ABROAD Co-convenor Russell Garcia said that their group understands that government funds needed to be prioritized, but that government economic managers should also recognize the importance of safeguarding OFW welfare as “the overseas employment program could be considered as the single most successful specific anti-poverty program of the government.”

Garcia further stressed that “at any given time, we have at least 2.3 million Filipinos working abroad and since it started almost half a century ago, the overseas recruitment industry has helped lift millions of Filipinos out of poverty.  Just last year in fact, our total remittances from overseas Filipino workers have reached $32 billon.”

“That is practically 10 percent of our country’s gross domestic product (GDP), and around half the total budget of the government.
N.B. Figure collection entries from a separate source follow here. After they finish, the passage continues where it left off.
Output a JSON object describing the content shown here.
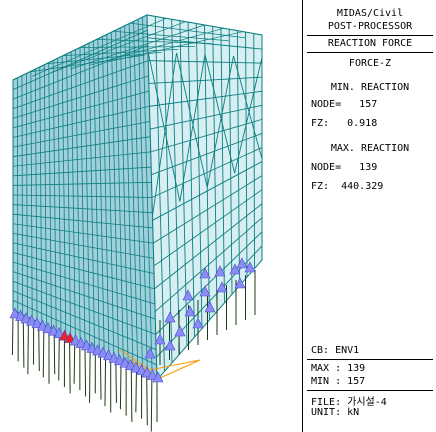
{
  "panel": {
    "program": "MIDAS/Civil",
    "module": "POST-PROCESSOR",
    "result_type": "REACTION FORCE",
    "component": "FORCE-Z",
    "min_reaction": {
      "title": "MIN. REACTION",
      "node_label": "NODE=",
      "node": "157",
      "value_label": "FZ:",
      "value": "0.918"
    },
    "max_reaction": {
      "title": "MAX. REACTION",
      "node_label": "NODE=",
      "node": "139",
      "value_label": "FZ:",
      "value": "440.329"
    },
    "load_case": "CB: ENV1",
    "max_line": "MAX : 139",
    "min_line": "MIN : 157",
    "file_line": "FILE: 가시설-4",
    "unit_line": "UNIT: kN"
  },
  "colors": {
    "frame_member": "#0b7f80",
    "frame_fill": "#9fd0dc",
    "roof_fill": "#a9c9dd",
    "reaction_arrow": "#8a8cf5",
    "max_reaction_arrow": "#ee2222",
    "support_line": "#1d3a14",
    "highlight_member": "#ff9900"
  },
  "icons": [
    "reaction-arrow-icon"
  ]
}
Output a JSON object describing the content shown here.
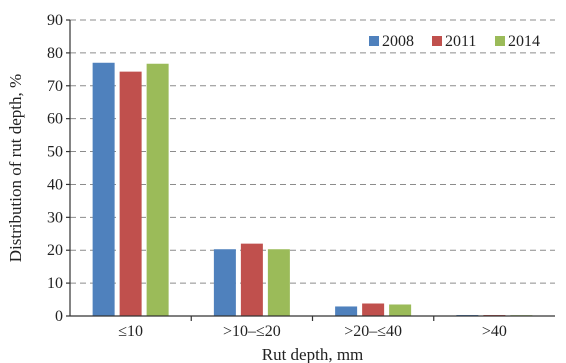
{
  "chart_data": {
    "type": "bar",
    "title": "",
    "xlabel": "Rut depth, mm",
    "ylabel": "Distribution of rut depth, %",
    "categories": [
      "≤10",
      ">10–≤20",
      ">20–≤40",
      ">40"
    ],
    "series": [
      {
        "name": "2008",
        "color": "#4f81bd",
        "values": [
          77.0,
          20.3,
          2.9,
          0.3
        ]
      },
      {
        "name": "2011",
        "color": "#c0504d",
        "values": [
          74.3,
          22.0,
          3.8,
          0.3
        ]
      },
      {
        "name": "2014",
        "color": "#9bbb59",
        "values": [
          76.7,
          20.3,
          3.5,
          0.2
        ]
      }
    ],
    "ylim": [
      0,
      90
    ],
    "yticks": [
      0,
      10,
      20,
      30,
      40,
      50,
      60,
      70,
      80,
      90
    ],
    "grid": "horizontal dashed",
    "legend_position": "top-right"
  }
}
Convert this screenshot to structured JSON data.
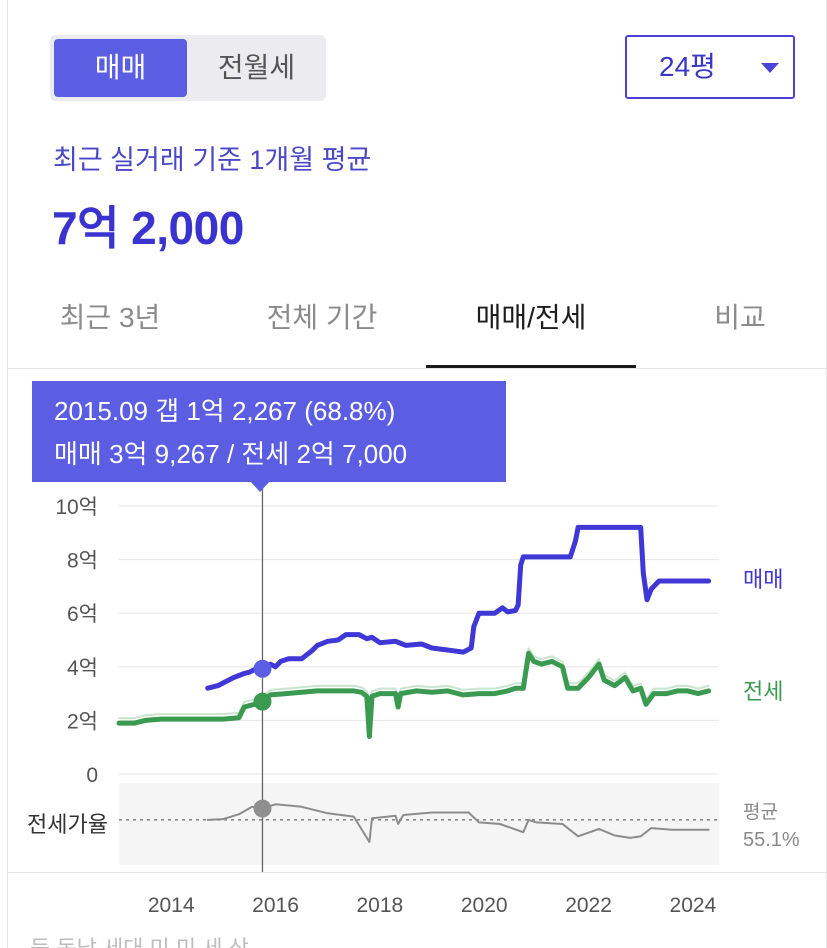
{
  "deal_toggle": {
    "sale": "매매",
    "rent": "전월세",
    "selected": "매매"
  },
  "size_select": {
    "value": "24평"
  },
  "summary": {
    "label": "최근 실거래 기준 1개월 평균",
    "price": "7억 2,000"
  },
  "tabs": [
    {
      "label": "최근 3년"
    },
    {
      "label": "전체 기간"
    },
    {
      "label": "매매/전세"
    },
    {
      "label": "비교"
    }
  ],
  "selected_tab": "매매/전세",
  "tooltip": {
    "line1": "2015.09  갭 1억 2,267 (68.8%)",
    "line2": "매매 3억 9,267 / 전세 2억 7,000"
  },
  "colors": {
    "sale": "#3f37d6",
    "jeonse": "#3a9a4f",
    "ratio": "#8c8c8c",
    "accent": "#5b5de2"
  },
  "chart_data": {
    "type": "line",
    "y_tick_labels": [
      "10억",
      "8억",
      "6억",
      "4억",
      "2억",
      "0"
    ],
    "y_ticks": [
      10,
      8,
      6,
      4,
      2,
      0
    ],
    "ylim": [
      0,
      10
    ],
    "x_tick_labels": [
      "2014",
      "2016",
      "2018",
      "2020",
      "2022",
      "2024"
    ],
    "xlim": [
      2013.0,
      2024.5
    ],
    "series": [
      {
        "name": "매매",
        "points": [
          [
            2014.7,
            3.2
          ],
          [
            2014.9,
            3.3
          ],
          [
            2015.0,
            3.4
          ],
          [
            2015.2,
            3.6
          ],
          [
            2015.4,
            3.75
          ],
          [
            2015.5,
            3.8
          ],
          [
            2015.6,
            3.9
          ],
          [
            2015.75,
            3.93
          ],
          [
            2015.9,
            4.1
          ],
          [
            2016.0,
            4.0
          ],
          [
            2016.1,
            4.2
          ],
          [
            2016.25,
            4.3
          ],
          [
            2016.5,
            4.3
          ],
          [
            2016.7,
            4.6
          ],
          [
            2016.8,
            4.8
          ],
          [
            2017.0,
            4.95
          ],
          [
            2017.2,
            5.0
          ],
          [
            2017.35,
            5.2
          ],
          [
            2017.6,
            5.2
          ],
          [
            2017.75,
            5.05
          ],
          [
            2017.85,
            5.1
          ],
          [
            2018.0,
            4.9
          ],
          [
            2018.3,
            4.95
          ],
          [
            2018.5,
            4.8
          ],
          [
            2018.8,
            4.85
          ],
          [
            2019.0,
            4.7
          ],
          [
            2019.2,
            4.65
          ],
          [
            2019.4,
            4.6
          ],
          [
            2019.6,
            4.55
          ],
          [
            2019.75,
            4.7
          ],
          [
            2019.8,
            5.5
          ],
          [
            2019.9,
            6.0
          ],
          [
            2020.2,
            6.0
          ],
          [
            2020.35,
            6.2
          ],
          [
            2020.45,
            6.05
          ],
          [
            2020.6,
            6.1
          ],
          [
            2020.65,
            6.3
          ],
          [
            2020.7,
            7.8
          ],
          [
            2020.75,
            8.1
          ],
          [
            2021.0,
            8.1
          ],
          [
            2021.4,
            8.1
          ],
          [
            2021.65,
            8.1
          ],
          [
            2021.75,
            8.7
          ],
          [
            2021.8,
            9.2
          ],
          [
            2022.2,
            9.2
          ],
          [
            2022.6,
            9.2
          ],
          [
            2023.0,
            9.2
          ],
          [
            2023.05,
            7.5
          ],
          [
            2023.12,
            6.5
          ],
          [
            2023.2,
            6.9
          ],
          [
            2023.35,
            7.2
          ],
          [
            2023.6,
            7.2
          ],
          [
            2023.9,
            7.2
          ],
          [
            2024.1,
            7.2
          ],
          [
            2024.3,
            7.2
          ]
        ]
      },
      {
        "name": "전세",
        "points": [
          [
            2013.0,
            1.9
          ],
          [
            2013.3,
            1.9
          ],
          [
            2013.5,
            2.0
          ],
          [
            2013.8,
            2.05
          ],
          [
            2014.2,
            2.05
          ],
          [
            2014.6,
            2.05
          ],
          [
            2015.0,
            2.05
          ],
          [
            2015.3,
            2.1
          ],
          [
            2015.4,
            2.5
          ],
          [
            2015.6,
            2.6
          ],
          [
            2015.75,
            2.7
          ],
          [
            2015.9,
            2.95
          ],
          [
            2016.2,
            3.0
          ],
          [
            2016.5,
            3.05
          ],
          [
            2016.8,
            3.1
          ],
          [
            2017.2,
            3.1
          ],
          [
            2017.5,
            3.1
          ],
          [
            2017.65,
            3.05
          ],
          [
            2017.75,
            2.9
          ],
          [
            2017.8,
            1.4
          ],
          [
            2017.85,
            2.9
          ],
          [
            2018.0,
            3.0
          ],
          [
            2018.3,
            3.0
          ],
          [
            2018.35,
            2.5
          ],
          [
            2018.4,
            3.0
          ],
          [
            2018.7,
            3.1
          ],
          [
            2019.0,
            3.05
          ],
          [
            2019.3,
            3.1
          ],
          [
            2019.6,
            2.95
          ],
          [
            2019.9,
            3.0
          ],
          [
            2020.2,
            3.0
          ],
          [
            2020.45,
            3.1
          ],
          [
            2020.6,
            3.2
          ],
          [
            2020.75,
            3.2
          ],
          [
            2020.85,
            4.5
          ],
          [
            2020.95,
            4.2
          ],
          [
            2021.1,
            4.1
          ],
          [
            2021.3,
            4.2
          ],
          [
            2021.5,
            4.0
          ],
          [
            2021.6,
            3.2
          ],
          [
            2021.8,
            3.2
          ],
          [
            2022.0,
            3.6
          ],
          [
            2022.2,
            4.1
          ],
          [
            2022.3,
            3.5
          ],
          [
            2022.5,
            3.3
          ],
          [
            2022.7,
            3.6
          ],
          [
            2022.85,
            3.1
          ],
          [
            2023.0,
            3.2
          ],
          [
            2023.1,
            2.6
          ],
          [
            2023.25,
            3.0
          ],
          [
            2023.5,
            3.0
          ],
          [
            2023.7,
            3.1
          ],
          [
            2023.9,
            3.1
          ],
          [
            2024.1,
            3.0
          ],
          [
            2024.3,
            3.1
          ]
        ]
      },
      {
        "name": "전세가율",
        "points": [
          [
            2014.7,
            0.55
          ],
          [
            2015.0,
            0.56
          ],
          [
            2015.3,
            0.62
          ],
          [
            2015.55,
            0.71
          ],
          [
            2015.75,
            0.69
          ],
          [
            2016.0,
            0.74
          ],
          [
            2016.5,
            0.71
          ],
          [
            2017.0,
            0.63
          ],
          [
            2017.5,
            0.59
          ],
          [
            2017.8,
            0.28
          ],
          [
            2017.85,
            0.57
          ],
          [
            2018.3,
            0.6
          ],
          [
            2018.35,
            0.5
          ],
          [
            2018.45,
            0.61
          ],
          [
            2019.0,
            0.64
          ],
          [
            2019.7,
            0.64
          ],
          [
            2019.9,
            0.52
          ],
          [
            2020.3,
            0.5
          ],
          [
            2020.75,
            0.4
          ],
          [
            2020.85,
            0.55
          ],
          [
            2021.0,
            0.52
          ],
          [
            2021.5,
            0.5
          ],
          [
            2021.8,
            0.35
          ],
          [
            2022.2,
            0.44
          ],
          [
            2022.5,
            0.36
          ],
          [
            2022.8,
            0.33
          ],
          [
            2023.0,
            0.35
          ],
          [
            2023.1,
            0.4
          ],
          [
            2023.2,
            0.45
          ],
          [
            2023.6,
            0.43
          ],
          [
            2024.0,
            0.43
          ],
          [
            2024.3,
            0.43
          ]
        ]
      }
    ],
    "selected_point": {
      "date": "2015.09",
      "x": 2015.75,
      "sale": 3.9267,
      "jeonse": 2.7,
      "ratio": 0.688
    },
    "average_ratio": 0.551,
    "legend": {
      "sale": "매매",
      "jeonse": "전세"
    },
    "ratio_axis_label": "전세가율",
    "average_label": "평균",
    "average_value": "55.1%"
  },
  "footnote": "등     동남 세대     미 미 세 상 ..."
}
Our economic managers in the past have credited OFWs and their remittances for protecting the country against external shocks such as the 2008 global financial crisis; it is only just and right that we take steps to better protect them.”

“The new department may also be designed in part as self-liquidating since it is already earning for itself, like the entire accumulated OWWA fund, which now stands at P18 billion ––funds that come from employers and the recruitment agencies, as well as the OFWs themselves and are purely intended for programs for the benefit of the OFWs,” said Garcia.

“The overseas recruitment industry has helped lift millions of Filipinos out of poverty.”

Garcia also pointed out that last year, the collections of our overseas labor offices worldwide from verifications of overseas employment contracts and for other employment contract-related fees collected by the DFA posts abroad, such as authentication fees, translation and acknowledgement fees, have reached hundreds of millions of pesos.

“This is aside from the millions being collected as fees for the issuance of Overseas Employment Certificates or OECs both by the Philippine Overseas Employment Authority in the Philippines and our overseas labor offices for new deploys, and returning or visiting OFW’s,” added Garcia.

“We  therefore question the logic of the argument that the creation of the DOFW must wait longer because of budgetary constraints. No less than the President has expressed his anger over abuses that continue to be committed against our OFWs, and not taking additional steps to address these will guarantee the same results over and over again.”

The overseas employment program of the Philippines was started in the 70’s with the enactment of the Labor Code or Presidential Decree 442, which utilized private sector agencies’ participation in the recruitment and  placement of workers “in order to harness and maximize the use of private sector resources and initiatives in the development and implementation of a comprehensive employment program.”